Interview With Director Of Research At Google
This is a pretty long an technical interview on the way the search algorithms at Google come about and some interesting features. If you are interested in SEO or how search works, it is important to follow the lead voices at Google so you can learn how they optimzie and where they want to take the technology. It is also discussed in here how Google uses real world voice examples to compare what you are saying, instead of needing to be trained. I was aware of this and have heard several long discussion on it, but it is also interesting to take a look at the kind of data Google uses. I have heard for example that they track the number of newsletter emails in Gmail that are unopened from email lists associted with a website, and if the numbers are bad, the search ranking can be affected. This has been denied, but stuff like that is very likely possibly occuring, regardless of what they say. Google has to be careful in disclosing how much information they give out about the algorithms they use because SEOs will try to exploit that information. It is a constantly evolving game of cat and mouse, which is part of the reason I have begin to phase out my SEO work, it is too unstable for me.

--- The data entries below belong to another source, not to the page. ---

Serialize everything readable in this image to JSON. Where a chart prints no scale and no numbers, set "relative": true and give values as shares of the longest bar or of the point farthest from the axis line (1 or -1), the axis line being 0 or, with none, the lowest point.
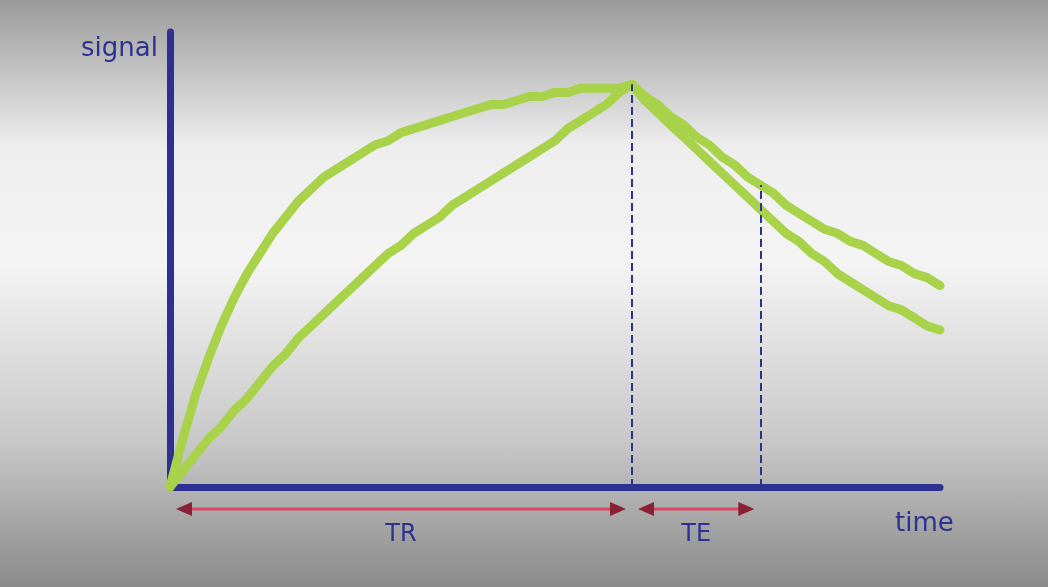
{
  "chart_data": {
    "type": "line",
    "relative": true,
    "xlabel": "time",
    "ylabel": "signal",
    "grid": false,
    "marker": "none",
    "line_style": "solid",
    "categories": [
      null,
      null,
      null,
      null,
      null,
      null,
      null,
      null,
      null,
      null,
      null,
      null,
      null,
      null,
      null,
      null,
      null,
      null,
      null,
      null,
      null,
      null,
      null,
      null,
      null,
      null,
      null,
      null,
      null,
      null,
      null,
      null,
      null,
      null,
      null,
      null,
      null,
      null,
      null,
      null,
      null,
      null,
      null,
      null,
      null,
      null,
      null,
      null,
      null,
      null,
      null,
      null,
      null,
      null,
      null,
      null,
      null,
      null,
      null,
      null,
      null
    ],
    "series": [
      {
        "color": "#a8d24a",
        "values": [
          0,
          0.12,
          0.23,
          0.32,
          0.4,
          0.47,
          0.53,
          0.58,
          0.63,
          0.67,
          0.71,
          0.74,
          0.77,
          0.79,
          0.81,
          0.83,
          0.85,
          0.86,
          0.88,
          0.89,
          0.9,
          0.91,
          0.92,
          0.93,
          0.94,
          0.95,
          0.95,
          0.96,
          0.97,
          0.97,
          0.98,
          0.98,
          0.99,
          0.99,
          0.99,
          0.99,
          1,
          0.97,
          0.95,
          0.92,
          0.9,
          0.87,
          0.85,
          0.82,
          0.8,
          0.77,
          0.75,
          0.73,
          0.7,
          0.68,
          0.66,
          0.64,
          0.63,
          0.61,
          0.6,
          0.58,
          0.56,
          0.55,
          0.53,
          0.52,
          0.5
        ]
      },
      {
        "color": "#a8d24a",
        "values": [
          0,
          0.04,
          0.08,
          0.12,
          0.15,
          0.19,
          0.22,
          0.26,
          0.3,
          0.33,
          0.37,
          0.4,
          0.43,
          0.46,
          0.49,
          0.52,
          0.55,
          0.58,
          0.6,
          0.63,
          0.65,
          0.67,
          0.7,
          0.72,
          0.74,
          0.76,
          0.78,
          0.8,
          0.82,
          0.84,
          0.86,
          0.89,
          0.91,
          0.93,
          0.95,
          0.98,
          1,
          0.96,
          0.93,
          0.9,
          0.87,
          0.84,
          0.81,
          0.78,
          0.75,
          0.72,
          0.69,
          0.66,
          0.63,
          0.61,
          0.58,
          0.56,
          0.53,
          0.51,
          0.49,
          0.47,
          0.45,
          0.44,
          0.42,
          0.4,
          0.39
        ]
      }
    ],
    "annotations": [
      "TR",
      "TE"
    ]
  }
}
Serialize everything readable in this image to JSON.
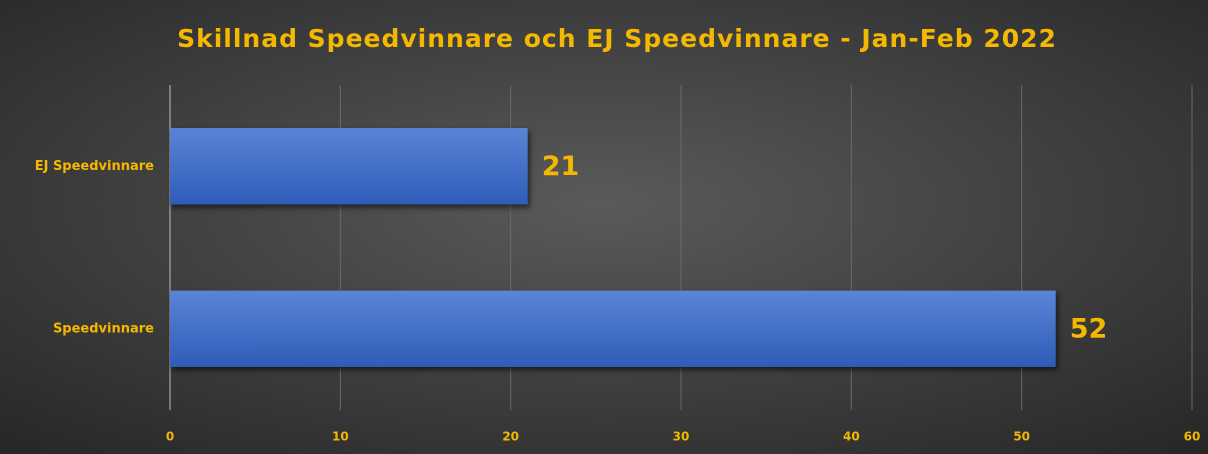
{
  "chart_data": {
    "type": "bar",
    "orientation": "horizontal",
    "title": "Skillnad Speedvinnare och EJ Speedvinnare - Jan-Feb 2022",
    "categories": [
      "EJ Speedvinnare",
      "Speedvinnare"
    ],
    "values": [
      21,
      52
    ],
    "color": "#4472c4",
    "xlim": [
      0,
      60
    ],
    "xticks": [
      0,
      10,
      20,
      30,
      40,
      50,
      60
    ],
    "grid": true
  }
}
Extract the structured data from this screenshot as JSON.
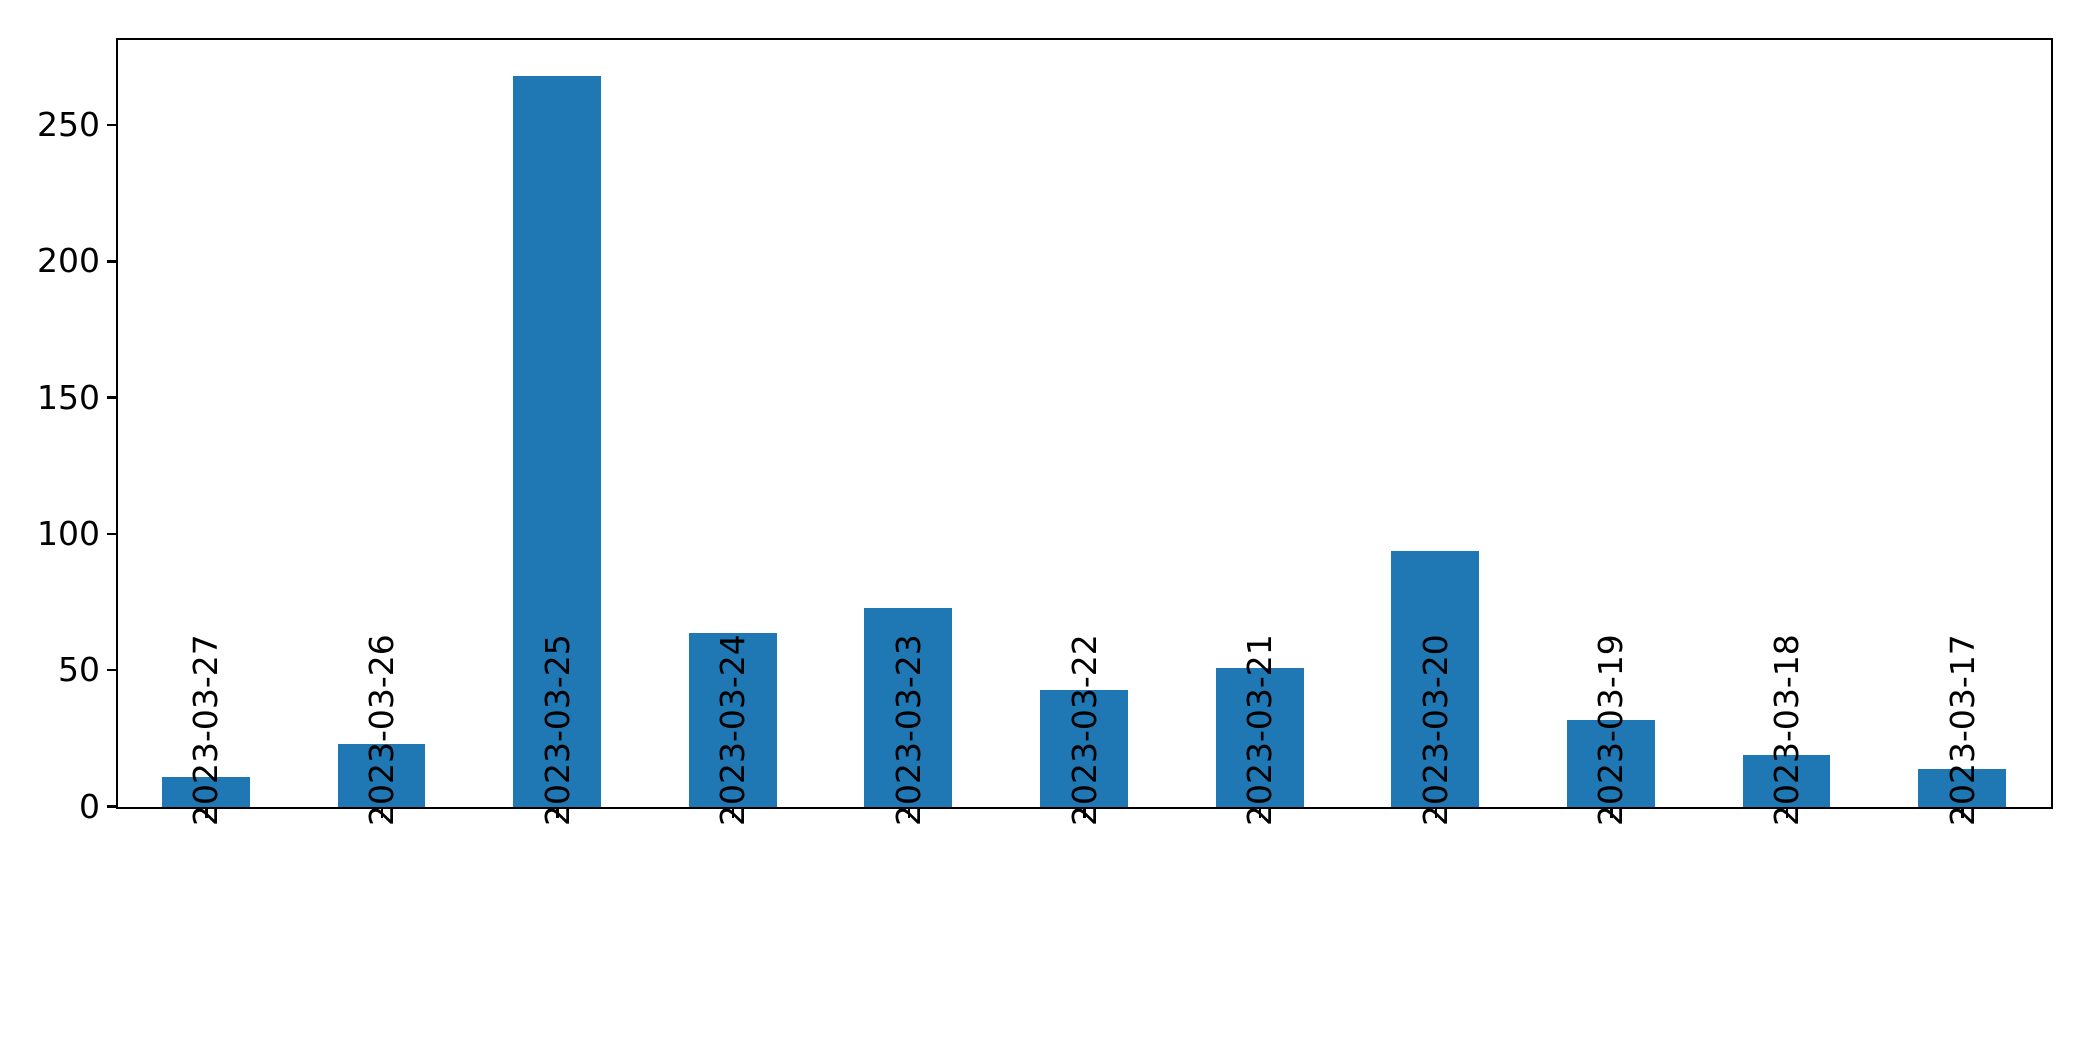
{
  "chart_data": {
    "type": "bar",
    "title": "",
    "xlabel": "",
    "ylabel": "",
    "categories": [
      "2023-03-27",
      "2023-03-26",
      "2023-03-25",
      "2023-03-24",
      "2023-03-23",
      "2023-03-22",
      "2023-03-21",
      "2023-03-20",
      "2023-03-19",
      "2023-03-18",
      "2023-03-17"
    ],
    "values": [
      11,
      23,
      268,
      64,
      73,
      43,
      51,
      94,
      32,
      19,
      14
    ],
    "yticks": [
      0,
      50,
      100,
      150,
      200,
      250
    ],
    "ylim": [
      0,
      281
    ],
    "bar_width_fraction": 0.5,
    "xtick_rotation_deg": 90,
    "grid": false,
    "legend": false,
    "bar_color": "#1f77b4",
    "axis_color": "#000000",
    "background_color": "#ffffff"
  }
}
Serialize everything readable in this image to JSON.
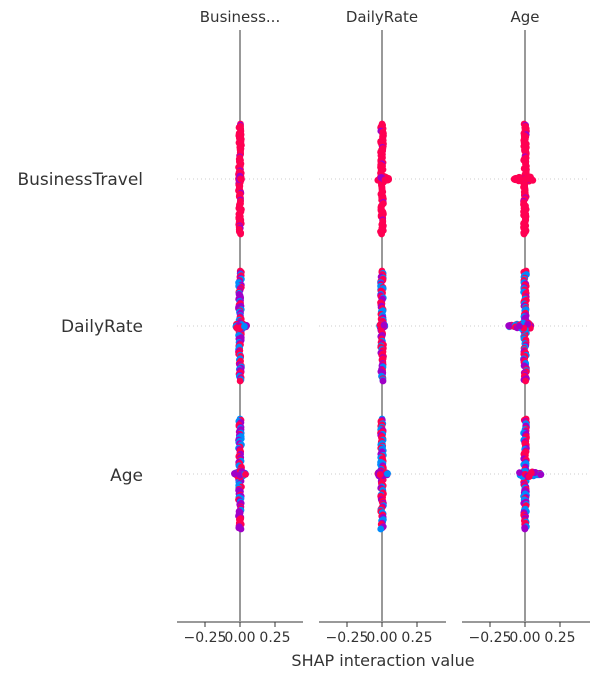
{
  "chart_data": {
    "type": "scatter",
    "subtype": "shap-interaction-summary",
    "panel_titles": [
      "Business...",
      "DailyRate",
      "Age"
    ],
    "features": [
      "BusinessTravel",
      "DailyRate",
      "Age"
    ],
    "xlabel": "SHAP interaction value",
    "xticks": [
      "−0.25",
      "0.00",
      "0.25"
    ],
    "xlim": [
      -0.45,
      0.45
    ],
    "grid": false,
    "colors": {
      "high": "#ff0052",
      "mid": "#a000c8",
      "low": "#008bfb",
      "axis": "#999999"
    },
    "cells": [
      {
        "panel": "Business...",
        "feature": "BusinessTravel",
        "min": -0.01,
        "max": 0.01,
        "spread_y": 1.0,
        "color": "high"
      },
      {
        "panel": "DailyRate",
        "feature": "BusinessTravel",
        "min": -0.03,
        "max": 0.05,
        "spread_y": 1.0,
        "color": "high"
      },
      {
        "panel": "Age",
        "feature": "BusinessTravel",
        "min": -0.08,
        "max": 0.06,
        "spread_y": 1.0,
        "color": "high"
      },
      {
        "panel": "Business...",
        "feature": "DailyRate",
        "min": -0.03,
        "max": 0.05,
        "spread_y": 1.0,
        "color": "mixed"
      },
      {
        "panel": "DailyRate",
        "feature": "DailyRate",
        "min": -0.02,
        "max": 0.02,
        "spread_y": 1.0,
        "color": "mixed"
      },
      {
        "panel": "Age",
        "feature": "DailyRate",
        "min": -0.12,
        "max": 0.05,
        "spread_y": 1.0,
        "color": "mixed"
      },
      {
        "panel": "Business...",
        "feature": "Age",
        "min": -0.04,
        "max": 0.04,
        "spread_y": 1.0,
        "color": "mixed"
      },
      {
        "panel": "DailyRate",
        "feature": "Age",
        "min": -0.03,
        "max": 0.04,
        "spread_y": 1.0,
        "color": "mixed"
      },
      {
        "panel": "Age",
        "feature": "Age",
        "min": -0.04,
        "max": 0.12,
        "spread_y": 1.0,
        "color": "mixed"
      }
    ]
  }
}
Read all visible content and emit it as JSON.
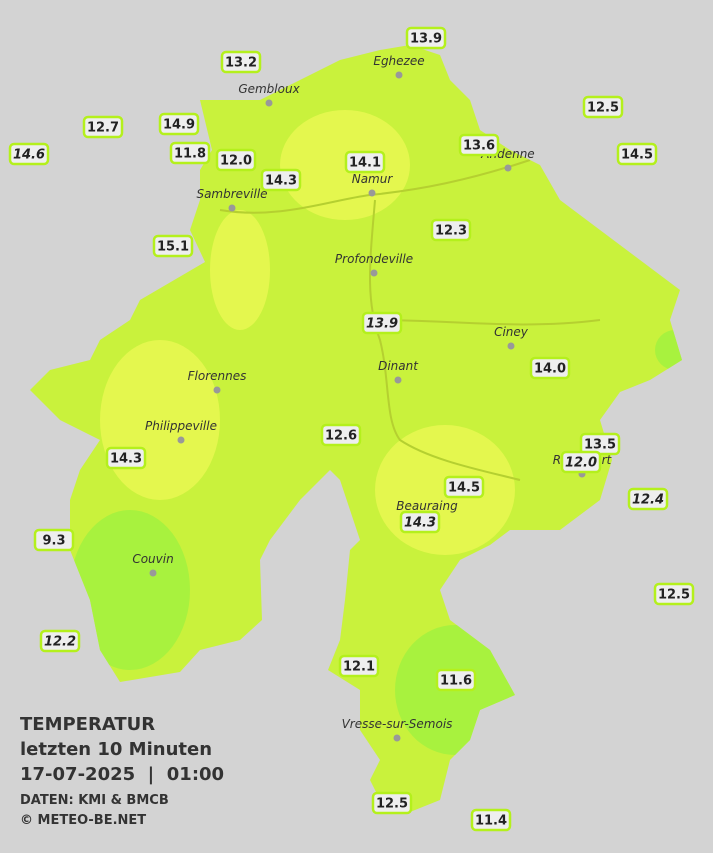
{
  "map": {
    "stations": [
      {
        "value": "13.9"
      },
      {
        "value": "13.2"
      },
      {
        "value": "12.5"
      },
      {
        "value": "12.7"
      },
      {
        "value": "14.9"
      },
      {
        "value": "14.6",
        "italic": true
      },
      {
        "value": "11.8"
      },
      {
        "value": "12.0"
      },
      {
        "value": "13.6"
      },
      {
        "value": "14.1"
      },
      {
        "value": "14.5"
      },
      {
        "value": "14.3"
      },
      {
        "value": "12.3"
      },
      {
        "value": "15.1"
      },
      {
        "value": "13.9",
        "italic": true
      },
      {
        "value": "14.0"
      },
      {
        "value": "12.6"
      },
      {
        "value": "13.5"
      },
      {
        "value": "14.3"
      },
      {
        "value": "12.0",
        "italic": true
      },
      {
        "value": "14.5"
      },
      {
        "value": "12.4",
        "italic": true
      },
      {
        "value": "14.3",
        "italic": true
      },
      {
        "value": "9.3"
      },
      {
        "value": "12.5"
      },
      {
        "value": "12.2",
        "italic": true
      },
      {
        "value": "12.1"
      },
      {
        "value": "11.6"
      },
      {
        "value": "12.5"
      },
      {
        "value": "11.4"
      }
    ],
    "towns": [
      "Eghezee",
      "Gembloux",
      "Andenne",
      "Namur",
      "Sambreville",
      "Profondeville",
      "Ciney",
      "Dinant",
      "Florennes",
      "Philippeville",
      "Rochefort",
      "Beauraing",
      "Couvin",
      "Vresse-sur-Semois"
    ]
  },
  "caption": {
    "title": "TEMPERATUR",
    "period": "letzten 10 Minuten",
    "datetime": "17-07-2025  |  01:00",
    "source": "DATEN: KMI & BMCB",
    "copyright": "© METEO-BE.NET"
  }
}
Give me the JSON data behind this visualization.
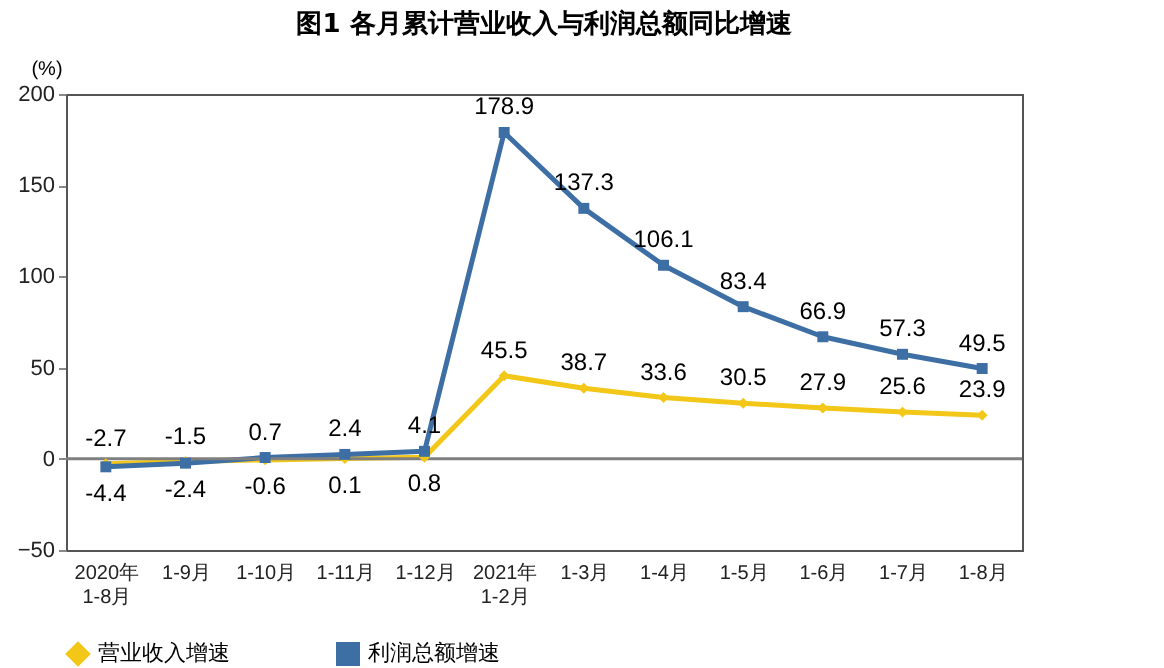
{
  "chart_data": {
    "type": "line",
    "title": "图1  各月累计营业收入与利润总额同比增速",
    "ylabel": "(%)",
    "categories": [
      "2020年\n1-8月",
      "1-9月",
      "1-10月",
      "1-11月",
      "1-12月",
      "2021年\n1-2月",
      "1-3月",
      "1-4月",
      "1-5月",
      "1-6月",
      "1-7月",
      "1-8月"
    ],
    "series": [
      {
        "name": "营业收入增速",
        "color": "#f2c718",
        "marker": "diamond",
        "values": [
          -2.7,
          -1.5,
          -0.6,
          0.1,
          0.8,
          45.5,
          38.7,
          33.6,
          30.5,
          27.9,
          25.6,
          23.9
        ]
      },
      {
        "name": "利润总额增速",
        "color": "#3d6fa5",
        "marker": "square",
        "values": [
          -4.4,
          -2.4,
          0.7,
          2.4,
          4.1,
          178.9,
          137.3,
          106.1,
          83.4,
          66.9,
          57.3,
          49.5
        ]
      }
    ],
    "ylim": [
      -50,
      200
    ],
    "yticks": [
      -50,
      0,
      50,
      100,
      150,
      200
    ],
    "grid": false,
    "data_labels": true,
    "legend": "bottom",
    "ref_lines": [
      {
        "axis": "y",
        "value": 0,
        "color": "#7f7f7f"
      }
    ]
  }
}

Search Algorithms with Google Director of Research Peter Norvig
Introduction As you will see in the transcript below, this discussion focused on the use of artificial intelligence algorithms in search. Peter outlines for us the approach used by Google on a number of interesting search problems, and how they view search problems in general. This is fascinating reading for those of you who want to get a deeper understanding of how search is evolving and the technological approaches that are driving it. The types of things that are detailed in this interview include: The basic approach used to build Google Translate The process Google uses to test and implement algorithm updates How voice driven search works The methodology being used for image recognition How Google views speed in search How Google views the goals of search overall Some of the particularly interesting tidbits include: Teaching automated translation systems vocabularly and grammar rules is not a viable approach. There are too many exceptions, and language changes and evolved rapidly. Google Translate uses a data driven approach of finding millions of real world translations on the web and learning from them. Chrome will auto translate foreign language websites for you on the fly (if you want it to). Google tests tens of thousands of algorithm changes per year, and make one to two actual changes every day Test is layered, starting with a panel of users comparing current and proposed results, perhaps a spin through the usability lab at Google, and finally with a live test with a small subset of actual Google users. Google Voice Search relies on 230 billion real world search queries to learn all the different ways that people articulate given words. So people no longer need to train their speech recognition for their own voice, as Google has enough real world examples to make that step unecessary. Google Image search allows you to drag and drop images onto the search box, and it will try to figure out what it is for you. I show a screen shot of an example of this for you below. I LOVE that feature! Google is obsessed with speed. As Peter says “you want the answer before you’re done thinking of the question”. Expressed from a productivity perspective, if you don’t have the answer that soon your flow of thought will be interrupted.